ECLI:NL:RBZLY:2008:BC5493
Rechtbank Zwolle-Lelystad
- Eerste aanleg - meervoudig
- G.J.J.M. Essink
- G.H. Meijer
- H.M. Schaak
- Rechtspraak.nl
Vrijspraak van verdachte in zaak van voorwaardelijk opzet en alcoholvergiftiging
In de zaak voor de Rechtbank Zwolle-Lelystad, met parketnummer 07.614470-06, heeft de rechtbank op 29 januari 2008 uitspraak gedaan in een strafzaak tegen de verdachte, die werd beschuldigd van het veroorzaken van zwaar lichamelijk letsel bij een ander door middel van voorwaardelijk opzet. De officier van justitie, mr. M. Kamper, had gevorderd om de verdachte vrij te spreken van de primair, subsidiair en meer subsidiair ten laste gelegde feiten, en om de verdachte te veroordelen voor het uiterst subsidiair ten laste gelegde tot een gevangenisstraf van zes weken, geheel voorwaardelijk, en een taakstraf. De rechtbank heeft de verdachte ten laste gelegd dat hij zich schuldig zou hebben gemaakt aan het veroorzaken van een alcoholvergiftiging bij het slachtoffer, maar heeft geconcludeerd dat er geen bewijs was voor (voorwaardelijk) opzet van de verdachte gericht op de dood of zwaar lichamelijk letsel van het slachtoffer.

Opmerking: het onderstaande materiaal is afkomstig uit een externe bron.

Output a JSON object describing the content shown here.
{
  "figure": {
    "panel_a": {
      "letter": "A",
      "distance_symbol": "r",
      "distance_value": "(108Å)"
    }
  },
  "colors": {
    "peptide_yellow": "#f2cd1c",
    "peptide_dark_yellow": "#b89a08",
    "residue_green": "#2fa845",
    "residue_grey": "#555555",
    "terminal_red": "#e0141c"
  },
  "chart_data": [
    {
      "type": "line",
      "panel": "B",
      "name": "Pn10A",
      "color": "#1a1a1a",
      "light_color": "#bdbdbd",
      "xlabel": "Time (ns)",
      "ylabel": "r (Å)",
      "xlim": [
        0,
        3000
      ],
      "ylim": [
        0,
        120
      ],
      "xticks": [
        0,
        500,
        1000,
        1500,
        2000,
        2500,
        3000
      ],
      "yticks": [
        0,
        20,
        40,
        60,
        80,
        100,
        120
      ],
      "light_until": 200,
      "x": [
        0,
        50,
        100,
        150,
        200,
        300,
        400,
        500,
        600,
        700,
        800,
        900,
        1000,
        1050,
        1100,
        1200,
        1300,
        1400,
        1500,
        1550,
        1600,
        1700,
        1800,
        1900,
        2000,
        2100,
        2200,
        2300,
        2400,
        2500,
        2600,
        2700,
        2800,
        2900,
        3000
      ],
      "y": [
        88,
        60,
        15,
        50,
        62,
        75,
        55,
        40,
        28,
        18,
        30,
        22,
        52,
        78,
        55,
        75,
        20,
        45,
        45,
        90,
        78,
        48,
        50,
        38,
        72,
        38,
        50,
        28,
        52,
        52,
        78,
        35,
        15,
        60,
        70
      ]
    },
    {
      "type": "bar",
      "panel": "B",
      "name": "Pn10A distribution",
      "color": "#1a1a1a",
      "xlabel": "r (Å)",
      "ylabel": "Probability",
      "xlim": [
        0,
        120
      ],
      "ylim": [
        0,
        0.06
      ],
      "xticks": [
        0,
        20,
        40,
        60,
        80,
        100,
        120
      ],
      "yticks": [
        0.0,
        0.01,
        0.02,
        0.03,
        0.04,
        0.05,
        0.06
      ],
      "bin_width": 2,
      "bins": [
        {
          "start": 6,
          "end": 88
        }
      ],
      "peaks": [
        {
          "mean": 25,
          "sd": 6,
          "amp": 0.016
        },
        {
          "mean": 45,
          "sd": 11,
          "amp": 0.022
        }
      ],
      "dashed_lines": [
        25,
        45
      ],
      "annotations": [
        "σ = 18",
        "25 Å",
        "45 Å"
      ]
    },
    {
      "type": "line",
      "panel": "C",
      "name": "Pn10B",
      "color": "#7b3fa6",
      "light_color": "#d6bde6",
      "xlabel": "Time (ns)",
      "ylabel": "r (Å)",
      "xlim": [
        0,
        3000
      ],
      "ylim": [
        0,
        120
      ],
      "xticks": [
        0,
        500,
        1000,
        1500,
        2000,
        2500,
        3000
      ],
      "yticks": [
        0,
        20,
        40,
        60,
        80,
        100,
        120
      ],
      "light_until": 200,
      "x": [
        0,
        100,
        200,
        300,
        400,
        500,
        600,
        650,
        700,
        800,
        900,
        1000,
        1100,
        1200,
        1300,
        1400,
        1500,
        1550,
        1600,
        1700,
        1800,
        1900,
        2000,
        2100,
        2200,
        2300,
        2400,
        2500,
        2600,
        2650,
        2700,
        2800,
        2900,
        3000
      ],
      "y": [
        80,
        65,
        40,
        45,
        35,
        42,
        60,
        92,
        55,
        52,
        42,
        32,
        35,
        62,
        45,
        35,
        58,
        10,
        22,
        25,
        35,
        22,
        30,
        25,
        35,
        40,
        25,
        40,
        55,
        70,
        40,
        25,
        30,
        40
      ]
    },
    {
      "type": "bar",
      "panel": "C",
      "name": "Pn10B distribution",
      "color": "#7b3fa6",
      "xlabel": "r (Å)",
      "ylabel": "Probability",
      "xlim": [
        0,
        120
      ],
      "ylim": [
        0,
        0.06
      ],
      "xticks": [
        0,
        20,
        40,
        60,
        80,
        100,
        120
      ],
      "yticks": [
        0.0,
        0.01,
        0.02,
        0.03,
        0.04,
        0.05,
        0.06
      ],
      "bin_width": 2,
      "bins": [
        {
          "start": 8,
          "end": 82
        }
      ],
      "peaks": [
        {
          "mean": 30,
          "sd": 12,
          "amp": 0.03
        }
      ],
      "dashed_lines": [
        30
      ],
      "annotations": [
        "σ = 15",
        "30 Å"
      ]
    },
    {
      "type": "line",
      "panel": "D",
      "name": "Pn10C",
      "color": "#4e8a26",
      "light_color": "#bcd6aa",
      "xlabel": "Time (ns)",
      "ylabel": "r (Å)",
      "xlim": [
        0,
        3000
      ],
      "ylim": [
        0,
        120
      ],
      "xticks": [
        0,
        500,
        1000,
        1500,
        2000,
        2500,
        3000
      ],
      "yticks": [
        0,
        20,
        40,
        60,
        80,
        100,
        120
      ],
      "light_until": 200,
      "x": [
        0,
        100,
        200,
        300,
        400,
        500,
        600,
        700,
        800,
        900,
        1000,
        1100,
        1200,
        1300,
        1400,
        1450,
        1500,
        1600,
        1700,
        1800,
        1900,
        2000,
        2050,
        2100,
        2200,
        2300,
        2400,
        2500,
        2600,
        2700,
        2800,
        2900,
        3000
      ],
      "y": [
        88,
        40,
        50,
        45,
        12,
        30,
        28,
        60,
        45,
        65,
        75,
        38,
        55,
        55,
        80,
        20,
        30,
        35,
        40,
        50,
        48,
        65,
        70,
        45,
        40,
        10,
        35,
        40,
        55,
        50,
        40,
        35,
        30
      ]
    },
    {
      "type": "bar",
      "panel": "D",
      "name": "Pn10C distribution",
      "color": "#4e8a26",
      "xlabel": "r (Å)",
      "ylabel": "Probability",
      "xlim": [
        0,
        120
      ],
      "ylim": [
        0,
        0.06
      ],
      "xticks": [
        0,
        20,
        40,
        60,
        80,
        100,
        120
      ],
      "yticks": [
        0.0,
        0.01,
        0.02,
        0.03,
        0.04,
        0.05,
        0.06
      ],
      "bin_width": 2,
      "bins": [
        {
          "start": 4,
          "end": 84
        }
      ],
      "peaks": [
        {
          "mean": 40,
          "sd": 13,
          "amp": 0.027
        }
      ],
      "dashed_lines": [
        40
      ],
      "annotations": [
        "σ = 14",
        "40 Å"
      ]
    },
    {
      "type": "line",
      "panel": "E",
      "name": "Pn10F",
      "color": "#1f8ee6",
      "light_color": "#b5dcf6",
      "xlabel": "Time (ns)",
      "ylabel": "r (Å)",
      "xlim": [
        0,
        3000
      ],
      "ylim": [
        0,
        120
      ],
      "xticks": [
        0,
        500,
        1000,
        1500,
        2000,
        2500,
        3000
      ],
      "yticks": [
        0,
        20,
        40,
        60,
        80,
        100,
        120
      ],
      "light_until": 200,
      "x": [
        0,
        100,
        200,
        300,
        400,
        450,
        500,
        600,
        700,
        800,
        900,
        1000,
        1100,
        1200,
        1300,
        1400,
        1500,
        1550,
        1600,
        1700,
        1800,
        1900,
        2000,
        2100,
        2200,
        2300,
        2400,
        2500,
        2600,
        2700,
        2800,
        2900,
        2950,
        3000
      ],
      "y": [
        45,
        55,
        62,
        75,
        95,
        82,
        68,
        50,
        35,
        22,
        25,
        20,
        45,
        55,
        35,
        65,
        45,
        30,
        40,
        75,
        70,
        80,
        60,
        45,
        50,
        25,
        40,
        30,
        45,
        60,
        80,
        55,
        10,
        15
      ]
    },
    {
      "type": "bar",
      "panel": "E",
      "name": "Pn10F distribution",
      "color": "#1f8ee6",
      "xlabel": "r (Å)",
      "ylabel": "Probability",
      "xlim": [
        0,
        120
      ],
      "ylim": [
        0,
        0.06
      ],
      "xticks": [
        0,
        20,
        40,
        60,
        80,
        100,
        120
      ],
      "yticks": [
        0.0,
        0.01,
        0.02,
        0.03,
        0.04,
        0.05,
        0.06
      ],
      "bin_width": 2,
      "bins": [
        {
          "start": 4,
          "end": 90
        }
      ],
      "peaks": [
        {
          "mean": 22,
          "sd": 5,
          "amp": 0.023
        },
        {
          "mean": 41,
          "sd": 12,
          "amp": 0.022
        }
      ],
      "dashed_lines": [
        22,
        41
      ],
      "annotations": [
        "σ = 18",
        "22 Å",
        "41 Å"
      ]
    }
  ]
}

De rechtbank heeft vastgesteld dat de verdachte, die zelf onder invloed van alcohol verkeerde, geen actieve rol heeft gespeeld in de alcoholconsumptie van het slachtoffer. Er was geen bewijs dat de verdachte sterke drank voor het slachtoffer heeft besteld, hem glazen heeft aangereikt of hem heeft aangemoedigd om te drinken. De rechtbank oordeelde dat de enkele aanwezigheid van de verdachte in de Polder Inn, waar het slachtoffer alcohol dronk, niet voldoende was om schuld aan de alcoholvergiftiging aan te nemen. De rechtbank heeft daarom geoordeeld dat de verdachte van het ten laste gelegde diende te worden vrijgesproken.
Daarnaast heeft de rechtbank de benadeelde partij niet ontvankelijk verklaard in zijn vordering, nu de verdachte van het hem ten laste gelegde werd vrijgesproken. De beslissing van de rechtbank werd uitgesproken door mr. G.J.J.M. Essink, voorzitter, en mrs. G.H. Meijer en H.M. Schaak, rechters, in aanwezigheid van griffier E.M. Scheffer.